Coraline Bergeron, la vie devant elle

Coraline Bergeron. 25 ans. A subi une amputation fémorale de la jambe droite à 20 ans, à la suite d’une agression. A tiré de cette tragique épreuve une force insoupçonnée. La championne de France de parabadminton vise une médaille aux jeux Olympiques 2024 à Paris.

Claire Brugier

Le7.info

Le haut niveau international, elle n’y avait jamais pensé, avant. Avant, elle faisait déjà du badminton en compétition mais elle se satisfaisait de ses résultats départementaux. Avant elle était valide mais elle était juste sportive. Aujourd’hui Coraline Bergeron vise Paris 2024. « Des jeux Olympiques à domicile, ce n’est pas tous les jours ! » lâche la championne de France 2019, 2020 et 2021 de parabadminton (*), médaille d’argent en double mixte aux derniers championnats de France, fin mars à Nueil-les Aubiers. La jeune athlète de 25 ans veut tout simplement « ramener la médaille à la maison », quitte à mettre entre parenthèses ses études jusqu’à l’échéance olympique. En septembre, elle intégrera donc le Pôle espoirs du Creps de Bordeaux, à Talence.

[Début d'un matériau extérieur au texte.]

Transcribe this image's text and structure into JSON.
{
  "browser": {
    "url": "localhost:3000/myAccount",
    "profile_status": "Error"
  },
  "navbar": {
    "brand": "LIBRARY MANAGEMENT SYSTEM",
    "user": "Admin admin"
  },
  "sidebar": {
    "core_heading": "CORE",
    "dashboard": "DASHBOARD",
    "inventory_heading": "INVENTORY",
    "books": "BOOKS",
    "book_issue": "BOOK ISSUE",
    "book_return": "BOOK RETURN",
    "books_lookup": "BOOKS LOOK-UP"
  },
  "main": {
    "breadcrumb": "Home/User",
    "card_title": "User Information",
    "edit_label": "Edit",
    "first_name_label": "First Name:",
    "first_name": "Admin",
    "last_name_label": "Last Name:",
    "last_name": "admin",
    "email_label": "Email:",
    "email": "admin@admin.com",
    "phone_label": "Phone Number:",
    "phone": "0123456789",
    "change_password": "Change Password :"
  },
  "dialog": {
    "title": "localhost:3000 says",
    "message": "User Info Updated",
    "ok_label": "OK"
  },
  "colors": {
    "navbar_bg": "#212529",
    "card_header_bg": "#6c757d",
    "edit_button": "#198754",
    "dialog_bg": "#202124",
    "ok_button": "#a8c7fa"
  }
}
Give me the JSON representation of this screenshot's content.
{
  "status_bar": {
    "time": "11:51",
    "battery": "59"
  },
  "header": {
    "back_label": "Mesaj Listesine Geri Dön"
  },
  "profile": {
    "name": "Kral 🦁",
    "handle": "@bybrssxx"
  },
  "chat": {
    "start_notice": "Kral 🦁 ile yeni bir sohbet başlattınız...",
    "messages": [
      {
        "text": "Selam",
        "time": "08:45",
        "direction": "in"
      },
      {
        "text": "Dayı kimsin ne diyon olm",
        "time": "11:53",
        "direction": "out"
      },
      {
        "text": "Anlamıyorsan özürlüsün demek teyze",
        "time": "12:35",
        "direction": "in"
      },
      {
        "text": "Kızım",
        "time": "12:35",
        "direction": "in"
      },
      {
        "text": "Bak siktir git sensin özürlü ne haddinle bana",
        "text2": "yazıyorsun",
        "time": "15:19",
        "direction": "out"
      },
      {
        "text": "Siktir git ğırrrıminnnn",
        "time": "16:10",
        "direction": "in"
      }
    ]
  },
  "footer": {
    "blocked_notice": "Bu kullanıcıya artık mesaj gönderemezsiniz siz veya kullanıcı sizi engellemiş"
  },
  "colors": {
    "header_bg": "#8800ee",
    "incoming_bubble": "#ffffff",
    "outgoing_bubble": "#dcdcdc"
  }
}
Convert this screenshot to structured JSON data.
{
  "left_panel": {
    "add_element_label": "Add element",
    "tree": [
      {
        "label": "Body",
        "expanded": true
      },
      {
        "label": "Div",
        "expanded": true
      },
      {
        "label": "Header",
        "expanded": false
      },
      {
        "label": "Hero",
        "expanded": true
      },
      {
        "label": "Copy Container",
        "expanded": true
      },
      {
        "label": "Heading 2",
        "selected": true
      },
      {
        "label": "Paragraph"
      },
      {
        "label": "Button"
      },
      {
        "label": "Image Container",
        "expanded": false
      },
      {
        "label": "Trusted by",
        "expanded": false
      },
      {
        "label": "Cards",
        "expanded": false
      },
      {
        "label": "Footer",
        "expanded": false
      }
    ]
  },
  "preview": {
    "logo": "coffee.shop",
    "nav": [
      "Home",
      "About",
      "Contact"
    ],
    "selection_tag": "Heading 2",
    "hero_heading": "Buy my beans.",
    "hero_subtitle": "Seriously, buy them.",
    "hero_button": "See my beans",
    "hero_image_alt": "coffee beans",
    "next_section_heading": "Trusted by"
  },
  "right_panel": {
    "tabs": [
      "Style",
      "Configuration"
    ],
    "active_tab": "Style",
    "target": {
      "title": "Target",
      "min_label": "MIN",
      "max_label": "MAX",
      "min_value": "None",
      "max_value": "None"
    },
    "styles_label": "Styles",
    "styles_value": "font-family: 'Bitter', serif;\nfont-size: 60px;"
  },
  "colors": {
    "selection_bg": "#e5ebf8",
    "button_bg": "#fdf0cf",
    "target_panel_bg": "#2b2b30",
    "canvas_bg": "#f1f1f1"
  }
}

Dire que tout a commencé dans le jardin de ses parents, à Saintes (Charente-Maritime). « Au début, je jouais au badminton avec ma voisine, sourit Coraline. A partir de la 6e j’en ai fait dans le cadre de l’UNSS, puis à partir de la 4e en club. Je faisais quelques compétitions par-ci par-là mais je voulais avant tout me concentrer sur mes études. » Un bac économique et social suivi d’un BTS responsable développement commercial l’a mène en Sup de Co, à La Rochelle. « Petite, je voulais être trader mais on m’a dit qu’il fallait être bilingue, alors je m’étais mis dans la tête de devenir banquière. » Coraline ne sait plus vraiment pourquoi. De toute façon, cette vocation qui n’en était pas une appartient au passé, comme désormais l’agression qui lui a coûté sa jambe droite.

Frôler la mort

Depuis quelques mois, le dossier judiciaire est refermé. Enfin ! Son ex-compagnon a été reconnu coupable de « violences volontaires ayant entraîné une infirmité permanente ». Le 20 juin 2017, sur le parking du gymnase du Grand Coudret, à Saintes, il a volontairement foncé sur elle en voiture. « J’aurais pu mourir là car j’avais perdu beaucoup de sang. J’ai été directement héliportée vers le CHU de Poitiers. Puis j’aurais encore pu mourir au bloc car j’ai continué à perdre du sang. Je suis restée dix jours en réa, dont huit en coma artificiel avec pronostic vital engagé. Au final, je me suis réveillée ! »  Pour apprendre qu’il allait falloir vivre sans jambe droite, à cause d’une gangrène. « Soit on amputait, soit j’allais mourir. Encore une fois. » Sourire entendu. S’ensuivent un mois et demi à l’hôpital, le double au centre de rééducation et de réadaptation de Grand Feu, à Niort. Coraline raconte son histoire avec un remarquable détachement. « Cela n’a pas été facile tous les jours, d’autant que je voulais brûler les étapes. Il fallait y aller step by step. » A sa sortie, elle prend « un temps nécessaire » chez ses parents, mais « je ne voulais pas tomber en dépression, me renfermer sur moi-même, ne plus sortir de chez moi ». Coraline a donc tourné la page, choisi de vivre.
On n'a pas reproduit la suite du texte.